Bruxelles, 17/09/2009 (Agence Europe) - La Commission européenne a adopté, jeudi 17 septembre, des lignes directrices pour clarifier les règles régissant le financement public des réseaux à haut débit. Celles-ci visent à encourager le déploiement rapide des réseaux à haut débit, avec le soutien des États si nécessaire.
« Les lignes directrices faciliteront le déploiement largement répandu de réseaux à large bande à haute et très haute vitesse, améliorant la compétitivité européenne, et contribuant à la construction d'une société de la connaissance en Europe », a déclaré la commissaire à la Concurrence, Neelie Kroes, lors d'un discours prononcé le 17 septembre. Et d'ajouter qu'elle s'attendait dans toute l'Europe à des investissements dans les réseaux à haute et très haute vitesse avoisinant les 300 milliards d'euros. La Commissaire a souligné qu'une majorité de cet investissement devrait provenir du secteur public.
Ces lignes directrices fournissent « un cadre clair et prévisible aux parties intéressées et aideront les États membres à accélérer et étendre le déploiement des réseaux à haut débit », selon un communiqué de la Commission. Les lignes directrices autorisent entre autres les aides publiques pour le déploiement des réseaux d'accès de nouvelle génération, afin de favoriser l'investissement dans ce secteur stratégique sans créer de distorsions indues de la concurrence. Globalement, les lignes directrices s'appuient tant sur les 40 décisions individuelles prises par la Commission dans ce domaine au cours des cinq dernières années, que sur la consultation effectuée en mai et juin de cette année.
Les fonds publics peuvent être orientés vers les zones où les opérateurs privés n'investissent pas, par exemple dans les zones peu peuplées (voir par exemple la décision de la Commission concernant les aides allemandes pour les infrastructures Internet dans les zones rurales, EUROPE n° 9778). Les lignes établissent une distinction entre les zones compétitives (zones « noires »), où aucune aide de l'État n'est nécessaire (ni, par extension, permise) et les zones qui ne sont pas rentables ou qui sont mal desservies (zones « blanches » et « grises »), dans lesquelles une aide de l'État peut se justifier. Dans les cas où une aide d'État est jugée de mise, celle-ci doit être accompagnée de garanties essentielles telles qu'une cartographie détaillée, des appels d'offres ouverts, l'obligation de libre accès ou de neutralité technologique afin de ne pas verrouiller le marché concerné pour les investisseurs privés éventuels désirant exploiter l'infrastructure créée grâce à l'investissement public.

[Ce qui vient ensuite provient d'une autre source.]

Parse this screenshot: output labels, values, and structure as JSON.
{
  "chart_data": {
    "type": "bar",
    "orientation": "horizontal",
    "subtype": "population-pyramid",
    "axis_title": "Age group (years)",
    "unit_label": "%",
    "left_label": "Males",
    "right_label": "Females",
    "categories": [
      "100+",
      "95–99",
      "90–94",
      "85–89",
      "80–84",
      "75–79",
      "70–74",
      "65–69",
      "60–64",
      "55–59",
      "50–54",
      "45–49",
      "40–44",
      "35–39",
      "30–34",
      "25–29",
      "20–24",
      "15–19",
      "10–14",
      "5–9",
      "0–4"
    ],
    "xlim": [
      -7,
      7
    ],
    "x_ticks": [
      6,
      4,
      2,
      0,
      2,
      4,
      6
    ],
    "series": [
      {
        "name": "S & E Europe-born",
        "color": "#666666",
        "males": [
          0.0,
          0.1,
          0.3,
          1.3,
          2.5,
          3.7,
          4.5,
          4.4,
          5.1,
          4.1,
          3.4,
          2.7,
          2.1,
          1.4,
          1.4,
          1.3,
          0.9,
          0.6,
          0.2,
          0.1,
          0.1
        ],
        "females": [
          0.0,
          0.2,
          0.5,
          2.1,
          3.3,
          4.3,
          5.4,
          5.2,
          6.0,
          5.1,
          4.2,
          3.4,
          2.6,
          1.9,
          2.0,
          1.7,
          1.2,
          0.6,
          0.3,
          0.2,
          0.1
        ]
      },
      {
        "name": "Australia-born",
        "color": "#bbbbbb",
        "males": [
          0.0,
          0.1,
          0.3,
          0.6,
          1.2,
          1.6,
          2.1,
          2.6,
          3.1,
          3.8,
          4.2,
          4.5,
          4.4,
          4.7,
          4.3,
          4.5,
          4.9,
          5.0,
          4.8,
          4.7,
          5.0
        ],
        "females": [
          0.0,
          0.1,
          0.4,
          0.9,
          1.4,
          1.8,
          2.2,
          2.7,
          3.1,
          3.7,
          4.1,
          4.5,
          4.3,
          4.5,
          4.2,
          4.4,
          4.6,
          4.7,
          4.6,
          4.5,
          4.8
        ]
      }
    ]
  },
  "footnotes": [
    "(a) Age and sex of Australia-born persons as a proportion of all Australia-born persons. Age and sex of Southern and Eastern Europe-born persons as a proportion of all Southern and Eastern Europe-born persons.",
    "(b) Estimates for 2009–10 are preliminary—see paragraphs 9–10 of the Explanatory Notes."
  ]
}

Les lignes directrices prennent en compte le développement actuel des réseaux accès de nouvelle génération (« Next Generation Access networks », ou réseaux NGA). Ceux-ci se distinguent des réseaux de large bande plus traditionnels, tels que l'ADSL ou le câble, en permettant un débit nettement plus important grâce à des technologies telles que les fibres optiques. La Commission œuvre actuellement à une recommandation au sujet de ces technologies, laquelle définira plus précisément la réglementation applicable à ce marché pour encourager l'investissement privé. Selon la Commission, si les mêmes principes régiront le soutien étatique pour les réseaux NGA, le développement de ces réseaux « sera différent de la large bande traditionnelle. Les zones noires, blanches et grises [qui définissent les zones où les aides d'État sont tolérées, NdlR] pourraient être moins faciles à définir ». Une précaution supplémentaire sera donc imposée aux États membres voulant apporter une aide d'État au développement des réseaux NGA - celle de prendre en compte non seulement les infrastructures existantes, mais également les projets concrets d'investissements dans ce domaine par les opérateurs de télécommunication. Dans certaines conditions bien précises, explique la Commission, le déploiement d'un réseau NGA peut être considéré comme un « service d'intérêt général économique », permettant certaines dérogations aux règles limitant le soutien financier par l'État. Les conditions à réunir sont: 1 - un mandat clair de service public ; 2 - des critères de compensation préalablement définis ; 3 - que la compensation n'excède pas les coûts de provision du service public et ; 4 - le bénéficiaire est sélectionné par offre ouverte ou, en l'absence d'appel d'offres, sa rémunération n'excède pas celle d'une entreprise - hypothétique - « bien gérée » dans le même cas de figure. Ces conditions dites « Altmark » ont été élaborées dans la lignée de la jurisprudence de la Cour de justice des Communautés européennes, suite à l'affaire du même nom en 2003 (EUROPE n° 8511).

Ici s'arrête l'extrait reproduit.